Aims: Athletes in the general population report higher satisfaction of basic needs when coaches are providing an autonomy supportive sport climate (ASSC). Our study aims at investigating whether ASSC is associated with satisfaction with life in athletes with intellectual disabilities (ID) and whether this association is mediated by basic need satisfaction. Method: During the Special Olympics World Winter Games 2017, 168 athletes with ID (M = 33.86 years; SD = 10.47) completed questionnaires measuring ASSC, basic need satisfaction (autonomy, competence, and relatedness), and satisfaction with life. Multiple linear regression analyses and mediation analyses were performed.

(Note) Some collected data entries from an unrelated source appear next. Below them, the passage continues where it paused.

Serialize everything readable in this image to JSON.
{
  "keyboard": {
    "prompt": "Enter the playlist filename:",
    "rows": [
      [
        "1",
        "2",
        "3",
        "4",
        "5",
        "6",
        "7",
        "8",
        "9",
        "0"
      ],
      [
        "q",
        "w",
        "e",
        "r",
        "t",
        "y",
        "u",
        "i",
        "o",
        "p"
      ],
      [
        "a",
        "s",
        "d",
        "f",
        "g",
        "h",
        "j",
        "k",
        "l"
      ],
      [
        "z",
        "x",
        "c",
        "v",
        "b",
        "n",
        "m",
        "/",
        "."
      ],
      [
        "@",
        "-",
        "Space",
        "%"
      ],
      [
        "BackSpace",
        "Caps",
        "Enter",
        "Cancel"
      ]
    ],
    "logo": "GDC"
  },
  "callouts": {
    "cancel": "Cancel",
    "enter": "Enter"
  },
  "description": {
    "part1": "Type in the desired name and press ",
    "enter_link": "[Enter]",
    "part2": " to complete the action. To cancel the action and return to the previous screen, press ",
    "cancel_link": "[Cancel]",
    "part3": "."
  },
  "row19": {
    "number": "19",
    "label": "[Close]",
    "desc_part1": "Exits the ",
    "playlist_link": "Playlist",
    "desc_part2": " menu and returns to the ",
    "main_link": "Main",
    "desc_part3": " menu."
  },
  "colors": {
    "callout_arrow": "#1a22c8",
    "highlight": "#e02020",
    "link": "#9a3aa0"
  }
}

The mediation model was controlled for the potential impact of participating in team vs. individual sports. Additionally, gender effects were explored. Results: ASSC was significantly associated with satisfaction with life (ß = .38, p < .001). This association was mediated by competence (indirect effect: ab1 = .15; CI [.05; .32]) but not by autonomy or relatedness. No effects were found related to participating in team vs. individual sports or gender. Conclusions: Our study provides evidence that an ASSC is associated with athletes perceiving themselves as more competent and reporting more satisfaction with life.